Strong relationships are the essence of what makes a retainer agreement work, whereas working project to project tends to make you very task-focused.
Retainers give you the opportunity to build lasting, mutually-beneficial relationships with your clients. Essentially, you become a partner in their business: you are able to intimately understand their operation and offer strategic solutions based on their needs.
Clients tend to be very happy when they see tangible results from your work and when they enjoy their working relationship with you. This is when you also see other benefits such as referrals and testimonials.
#4 – More Efficient Workflow
Getting an intimate knowledge of your client’s business from retainers has another distinct benefit – familiarity leads to more efficient workflow. You don’t need the same back and forth you do with new clients, since you understand the client and “get” how they think.
This means it’s easier to develop a pattern of work, especially if you have repetitive tasks to complete for them. The more efficient you become, the more time you have for other things as outlined in #2…
#5 – A Step Toward A Productized Service
Have you thought about when or if you’re going to scale up your business? We discussed this recently in our post on productized services; one of the keys is picking a specific solution to a specific problem and offering that as your service.
Having retainer clients is a great way to discover what the specific problem is that you can solve. Is there a common theme or type of request made from your retainer clients? The difference between the retainer and the productized service is that you will have a very specific scope for what you offer on the productized service, so you avoid doing custom packages for each client. While you may have scope with your retainers (in fact, it’s better if you do), it will tend to cover a broader, more customized range of activities, especially if the client is buying a certain number of hours.
Once you’ve identified your productized service, it’s much easier for you to put a replicable system around it so that you’re able to scale up your business.
Some Tips On Retainers
Work with new clients on a project first
Retainers are about building an ongoing relationship with a client, something they may be unwilling to do if they haven’t had experience with your work. On the flipside, you haven’t worked with them yet either, and you really want to understand what you’re getting into before committing to that ongoing relationship (like any relationship!).
What if clients are reluctant to go on retainer?
Sometimes clients are wary of retainers, but that reluctance usually comes down to one of these reasons;
- They feel that any “use it or lose it” allotment of hours could be a scam to expedite their parting with their money.
- They have been burnt previously.
- They can’t see the value in the retainer.
In each of these cases it’s up to you to frame it so that the client can clearly see the value for their own business goals. What impact could your work have on their bottom line? What other value will they see from it? Besides profits, benefits might include freeing up their time, creating a professional impression for their clients, boosting their authority or visibility…
Jarrod Drysdale has another strategy for alleviating any fears from the client about retainers: offering them a trial month where they are able to cancel at any time without notice in that month (no refunds). The monthly project is still due, even if they cancel.

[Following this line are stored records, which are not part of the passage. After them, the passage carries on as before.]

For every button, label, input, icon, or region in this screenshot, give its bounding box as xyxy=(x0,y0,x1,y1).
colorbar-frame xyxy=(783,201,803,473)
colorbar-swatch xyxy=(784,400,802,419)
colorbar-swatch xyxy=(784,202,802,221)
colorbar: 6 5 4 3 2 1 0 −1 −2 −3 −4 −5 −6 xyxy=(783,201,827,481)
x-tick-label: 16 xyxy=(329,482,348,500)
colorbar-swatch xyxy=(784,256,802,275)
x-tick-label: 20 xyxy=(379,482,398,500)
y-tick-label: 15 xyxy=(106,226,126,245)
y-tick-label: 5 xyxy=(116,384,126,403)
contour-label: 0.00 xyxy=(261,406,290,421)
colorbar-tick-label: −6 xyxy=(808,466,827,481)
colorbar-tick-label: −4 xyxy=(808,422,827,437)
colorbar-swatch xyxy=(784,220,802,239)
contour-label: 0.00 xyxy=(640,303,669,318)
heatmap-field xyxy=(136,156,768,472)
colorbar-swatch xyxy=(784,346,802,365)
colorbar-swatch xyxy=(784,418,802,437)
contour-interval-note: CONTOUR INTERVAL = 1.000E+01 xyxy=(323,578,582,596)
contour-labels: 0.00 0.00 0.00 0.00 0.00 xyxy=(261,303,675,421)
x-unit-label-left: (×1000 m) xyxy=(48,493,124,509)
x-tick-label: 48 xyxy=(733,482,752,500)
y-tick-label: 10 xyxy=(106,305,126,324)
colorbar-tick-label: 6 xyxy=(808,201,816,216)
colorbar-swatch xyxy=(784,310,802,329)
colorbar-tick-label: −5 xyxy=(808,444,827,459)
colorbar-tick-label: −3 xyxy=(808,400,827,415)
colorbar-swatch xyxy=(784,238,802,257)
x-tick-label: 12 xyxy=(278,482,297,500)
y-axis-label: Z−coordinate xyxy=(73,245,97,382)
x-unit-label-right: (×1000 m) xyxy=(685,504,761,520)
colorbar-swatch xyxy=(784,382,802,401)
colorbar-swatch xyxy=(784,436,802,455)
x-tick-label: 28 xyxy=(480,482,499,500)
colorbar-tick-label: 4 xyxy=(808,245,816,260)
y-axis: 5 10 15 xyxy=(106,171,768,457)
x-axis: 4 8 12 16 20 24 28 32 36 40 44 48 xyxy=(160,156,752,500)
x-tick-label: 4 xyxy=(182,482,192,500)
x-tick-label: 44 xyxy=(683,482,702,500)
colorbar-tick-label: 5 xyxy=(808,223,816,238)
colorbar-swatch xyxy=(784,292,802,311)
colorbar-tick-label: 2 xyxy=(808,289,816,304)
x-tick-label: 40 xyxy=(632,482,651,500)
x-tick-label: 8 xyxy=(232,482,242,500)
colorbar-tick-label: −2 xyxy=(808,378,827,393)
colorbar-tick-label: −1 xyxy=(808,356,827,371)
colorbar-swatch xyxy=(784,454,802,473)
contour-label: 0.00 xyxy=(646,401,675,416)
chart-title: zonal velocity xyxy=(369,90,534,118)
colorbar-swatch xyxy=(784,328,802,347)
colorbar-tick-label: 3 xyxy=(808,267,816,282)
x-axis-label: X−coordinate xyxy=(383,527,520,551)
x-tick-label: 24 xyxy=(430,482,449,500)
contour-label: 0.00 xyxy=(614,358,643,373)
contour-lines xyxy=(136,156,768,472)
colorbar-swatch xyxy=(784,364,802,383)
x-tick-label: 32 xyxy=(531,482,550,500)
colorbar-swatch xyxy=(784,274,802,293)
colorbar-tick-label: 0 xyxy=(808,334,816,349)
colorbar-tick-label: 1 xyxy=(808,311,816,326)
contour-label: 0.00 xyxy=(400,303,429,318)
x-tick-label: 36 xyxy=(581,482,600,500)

What should you include in a retainer agreement? Get our free checklist here.
Freelancers often have trouble saying “no”, especially if they’ve been through lean periods of work. This often results in a frenzy of “yes” to everything, even when you don’t have time. In the case of retainers, some freelancers even bank on the fact that clients won’t use all of their hours.
Unless you have reliable people who you can share some work with, don’t put yourself in this position. You really can’t predict that retainer clients won’t use all of the hours they’ve paid for and you will only end up damaging your reputation if you can’t deliver. (And that’s not to mention the ethical issues of accepting a retainer when you know you don’t have the capacity to follow through).
So, Are Retainers For You?
Making the move to retainers can be a real turning point for freelancers who have been scrambling from project to project. Retainers can provide you with a reliable income, more free time and the opportunity to develop lasting client relationships with people you enjoy working with.
Moving to retainers also gives you the opportunity to notice the patterns of problems which clients ask you to solve – these could be your opportunity for scaling your business and offering productized services.
Clients will purchase your retainer packages if they have a clear vision of their value. This doesn’t mean offering discounted services, but providing a clear path to achieving their business goals and always delivering a high standard of work. Become a partner to your clients and they will find your retainer agreement invaluable.